You will understand how linux rmap works if you read the following articles carefully:

img_1 img_2

Old Notes

I implemente the basic PTE-chain based rmap for LegoOS. I can see the downsides of it. I tried to understand the linux rmap before, somehow gave up because I couldn’t fully understand one thing: for a page that is shared among multiple processes’ VMAs, the source code suggests it will always have same offset from the beginning of all VMA (i.e., vm_start). But does it actually works like this for ALL cases? I just think it’s possible that a page is mapped by an VMA which has a slightly different starting address.

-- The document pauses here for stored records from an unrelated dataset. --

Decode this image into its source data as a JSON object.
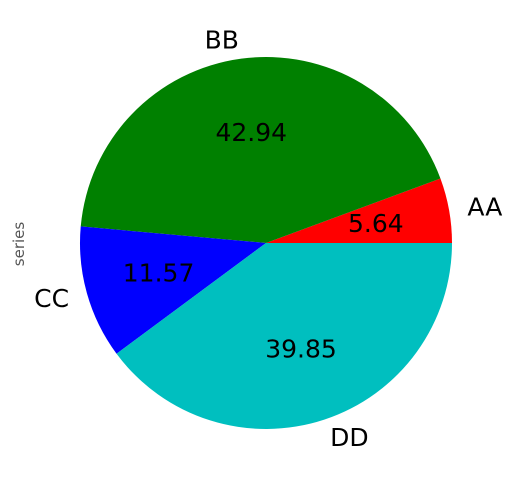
{
  "chart_data": {
    "type": "pie",
    "ylabel": "series",
    "labels": [
      "AA",
      "BB",
      "CC",
      "DD"
    ],
    "values": [
      5.64,
      42.94,
      11.57,
      39.85
    ],
    "colors": [
      "#ff0000",
      "#008000",
      "#0000ff",
      "#00bfbf"
    ],
    "start_angle": 0,
    "direction": "counterclockwise"
  }
}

I still have doubt about it. But after accepting this assumption, it’s just easy to understand. I will check later on.

The code suggests:

  • The offset of a page is saved in page->index.
  • For anonmouys pages, the page->index is saved by page_set_anon_rmap().
  • When doing rmap walk over multiple VMAs:
  • For anon: unsigned long address = vma_address(page, vma);
  • For file: unsigned long address = vma_address(page, vma);
  • And vma_address() is basically page->index

c static inline unsigned long __vma_address(struct page *page, struct vm_area_struct *vma) { pgoff_t pgoff = page_to_pgoff(page); return vma->vm_start + ((pgoff - vma->vm_pgoff) << PAGE_SHIFT); }

Compared to basic PTE-chain based solution, object-based rmap:

The real benefit

  • During page fault, we only need to set page->mapping to point to struct anon_vma, rather than allocating a new structure and insert.

The downside

  • During rmap walk, we need extra computation to walk each VMA’s page table to make sure that the page is actually mapped within this specific VMA.

Adding struct anon_vma is really similar to the idea of reusing address_space, i.e., having a data structure trampoline.

Some more boring details:

  • All pages within a single VMA share just one anon_vma. vma->anon_vma indicates if a VMA has attached or note. Related function is anon_vma_prepare() within do_anonymous_fault() link.